Bigscreen nabs $11M in funding as it looks to build the perfect virtual movie-watching app
Big screens apparently mean big money.
Virtual reality remote desktop app Bigscreen has added $11 million in Series A funding to its pocketbooks as it looks to weather some waning investor interest in VR and build up its technologies while the VR headset market builds itself up.
The round was led by True Ventures, with previous investor Andreessen Horowitz participating as well. The WSJ first reported the funding news.
Bigscreen uses remote desktop streaming to let multiple users view content from their PC’s screen inside VR. The platform is currently available on the Oculus Rift and HTC Vive, and will be launching next week on Microsoft’s VR headset platform.
Right now the main focus for the technology is in watching videos; the company recently unveiled a huge, dynamically lit movie theater environment which users have apparently spent a bunch of time in.
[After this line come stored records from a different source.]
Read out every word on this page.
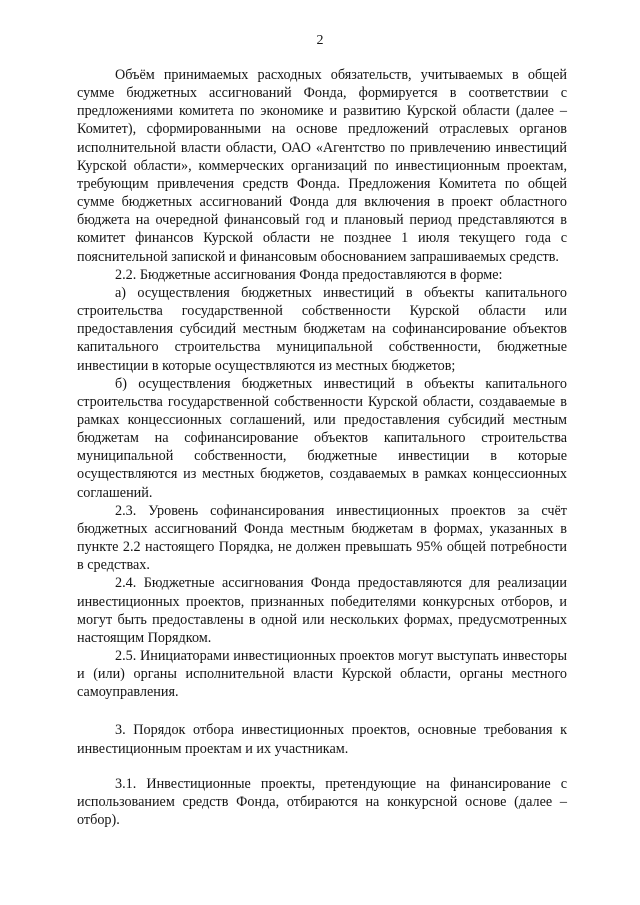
2

Объём принимаемых расходных обязательств, учитываемых в общей сумме бюджетных ассигнований Фонда, формируется в соответствии с предложениями комитета по экономике и развитию Курской области (далее – Комитет), сформированными на основе предложений отраслевых органов исполнительной власти области, ОАО «Агентство по привлечению инвестиций Курской области», коммерческих организаций по инвестиционным проектам, требующим привлечения средств Фонда. Предложения Комитета по общей сумме бюджетных ассигнований Фонда для включения в проект областного бюджета на очередной финансовый год и плановый период представляются в комитет финансов Курской области не позднее 1 июля текущего года с пояснительной запиской и финансовым обоснованием запрашиваемых средств.

2.2. Бюджетные ассигнования Фонда предоставляются в форме:

а) осуществления бюджетных инвестиций в объекты капитального строительства государственной собственности Курской области или предоставления субсидий местным бюджетам на софинансирование объектов капитального строительства муниципальной собственности, бюджетные инвестиции в которые осуществляются из местных бюджетов;

б) осуществления бюджетных инвестиций в объекты капитального строительства государственной собственности Курской области, создаваемые в рамках концессионных соглашений, или предоставления субсидий местным бюджетам на софинансирование объектов капитального строительства муниципальной собственности, бюджетные инвестиции в которые осуществляются из местных бюджетов, создаваемых в рамках концессионных соглашений.

2.3. Уровень софинансирования инвестиционных проектов за счёт бюджетных ассигнований Фонда местным бюджетам в формах, указанных в пункте 2.2 настоящего Порядка, не должен превышать 95% общей потребности в средствах.

2.4. Бюджетные ассигнования Фонда предоставляются для реализации инвестиционных проектов, признанных победителями конкурсных отборов, и могут быть предоставлены в одной или нескольких формах, предусмотренных настоящим Порядком.

2.5. Инициаторами инвестиционных проектов могут выступать инвесторы и (или) органы исполнительной власти Курской области, органы местного самоуправления.

3. Порядок отбора инвестиционных проектов, основные требования к инвестиционным проектам и их участникам.

3.1. Инвестиционные проекты, претендующие на финансирование с использованием средств Фонда, отбираются на конкурсной основе (далее – отбор).
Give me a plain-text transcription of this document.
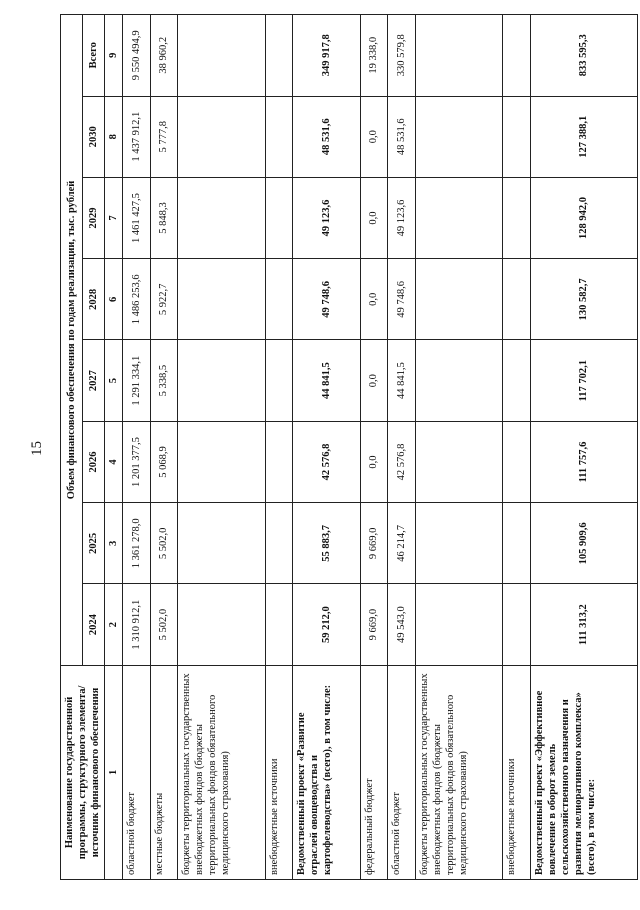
15
Наименование государственной программы, структурного элемента/источник финансового обеспечения	Объем финансового обеспечения по годам реализации, тыс. рублей							
	2024	2025	2026	2027	2028	2029	2030	Всего
1	2	3	4	5	6	7	8	9
областной бюджет	1 310 912,1	1 361 278,0	1 201 377,5	1 291 334,1	1 486 253,6	1 461 427,5	1 437 912,1	9 550 494,9
местные бюджеты	5 502,0	5 502,0	5 068,9	5 338,5	5 922,7	5 848,3	5 777,8	38 960,2
бюджеты территориальных государственных внебюджетных фондов (бюджеты территориальных фондов обязательного медицинского страхования)								
внебюджетные источники								
Ведомственный проект «Развитие отраслей овощеводства и картофелеводства» (всего), в том числе:	59 212,0	55 883,7	42 576,8	44 841,5	49 748,6	49 123,6	48 531,6	349 917,8
федеральный бюджет	9 669,0	9 669,0	0,0	0,0	0,0	0,0	0,0	19 338,0
областной бюджет	49 543,0	46 214,7	42 576,8	44 841,5	49 748,6	49 123,6	48 531,6	330 579,8
бюджеты территориальных государственных внебюджетных фондов (бюджеты территориальных фондов обязательного медицинского страхования)								
внебюджетные источники								
Ведомственный проект «Эффективное вовлечение в оборот земель сельскохозяйственного назначения и развития мелиоративного комплекса» (всего), в том числе:	111 313,2	105 909,6	111 757,6	117 702,1	130 582,7	128 942,0	127 388,1	833 595,3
The company announced in a blog post today that it now has more than a quarter-million registered users, also noting that its power users spend between 20-30+ hours in the app per week.
Down the road the company is interested in seeing where its VR technologies can take productivity.
“The original inspiration for Bigscreen was to build virtual office systems, that is still one of the applications that we think is really important for VR and on Bigscreen. So, we’re going to continue to focus on that over time,” said CEO Darshan Shankar.
Bigscreen just raised a $3 million seed round in February from Andreessen Horowitz and others, but the lean remote team hasn’t gone through much of that money. This raise is largely focused on the future, Shankar tells TechCrunch.
“For the past year, seed and Series A funding for VR has effectively dried up completely. Not a lot of new investments in VR over the past year that I’ve seen,” said Shankar. “We’re doing really well and we want to make sure that we have money over the next several years to pursue our ambitious stuff and not raise money when we’re out of money.”